Careful media studies aside, the ease with which the opposition, in May, spread the Mario Silva recording that it somehow acquired throughout the Venezuelan media dramatically illustrates how very far from voiceless it is.
Widespread public disgust with the private media has also driven change over the past decade, not simply government action.
The private media didn’t just spearhead a coup in 2002. It also supported massive economic sabotage. The international press has used apocalyptic language to describe Venezuela’s current economic woes despite the fact that the economy has grown in 2013. In contrast, during the private media’s onslaught in the early 2000s, Venezuela’s economy contracted by 30% under the combined impact of the coup and economic sabotage. This media led destruction earned press barons and journalists tremendous hostility from millions of people they seriously hurt.
This AP article is typical in the way it depicts the Venezuela government “tightening its grip” on the media. However, a very curious sentence appears in this report:
“Cadena Capriles’ founding owners aren’t directly related to the politician who shares their last name.”

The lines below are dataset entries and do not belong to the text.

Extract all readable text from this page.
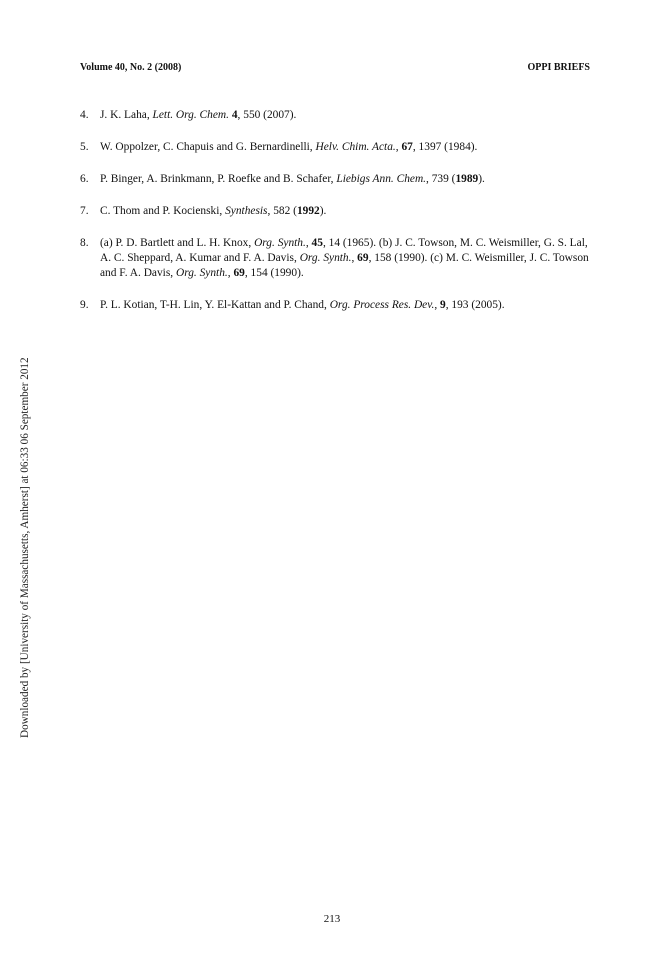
Volume 40, No. 2 (2008)	OPPI BRIEFS
4. J. K. Laha, Lett. Org. Chem. 4, 550 (2007).
5. W. Oppolzer, C. Chapuis and G. Bernardinelli, Helv. Chim. Acta., 67, 1397 (1984).
6. P. Binger, A. Brinkmann, P. Roefke and B. Schafer, Liebigs Ann. Chem., 739 (1989).
7. C. Thom and P. Kocienski, Synthesis, 582 (1992).
8. (a) P. D. Bartlett and L. H. Knox, Org. Synth., 45, 14 (1965). (b) J. C. Towson, M. C. Weismiller, G. S. Lal, A. C. Sheppard, A. Kumar and F. A. Davis, Org. Synth., 69, 158 (1990). (c) M. C. Weismiller, J. C. Towson and F. A. Davis, Org. Synth., 69, 154 (1990).
9. P. L. Kotian, T-H. Lin, Y. El-Kattan and P. Chand, Org. Process Res. Dev., 9, 193 (2005).
Downloaded by [University of Massachusetts, Amherst] at 06:33 06 September 2012
213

In other words, the founders of Venezuela’s largest print media conglomerate are related to Henrique Capriles, the leader of the Venezuelan opposition. The author of this article, Fabiola Sanchez, is forced to mention that embarrassing fact. It would be hard, even for AP, to say nothing at all about why this major media conglomerate shares its name with the leader of the opposition. Even casual and not very well informed readers might be left scratching their heads. Sanchez could also not truthfully write “no relation”, so she wrote “not directly related” in a feeble attempt to suppress a small clue as to real nature of the Venezuelan media.
And the lies continue (post municipal election update, Monday, Dec 9):
This AP report grudgingly concedes that the opposition failed to make any significant breakthrough at all in Sunday’s municipal elections. The government and its allies won the majority of the races and the overall popular vote.
Nevertheless, this is AP report about Venezuela, so howlers simply must be included. For example the article claims “Venezuela’s economic troubles have deepened, with inflation touching a two-decade high of 54 percent..”
In 1996 (i.e. within two decades ago) the inflation rate in Venezuela was 99.9 percent according to IMF data. So contrary to what the AP reports, inflation is nowhere close to being at a “two decade high”.
Moreover, an examination of the IMF data cited above shows that inflation averaged about 40% during the 15 year period before Hugo Chavez took office. Since Chavez first took office, it has averaged roughly 25% even if one includes 2013’s spike in the inflation rate (which is not yet included in the IMF data).
Good luck trying to find those easily verifiable facts anywhere in the corporate media. Lies of omission elsewhere facilitate AP’s brazen dishonesty.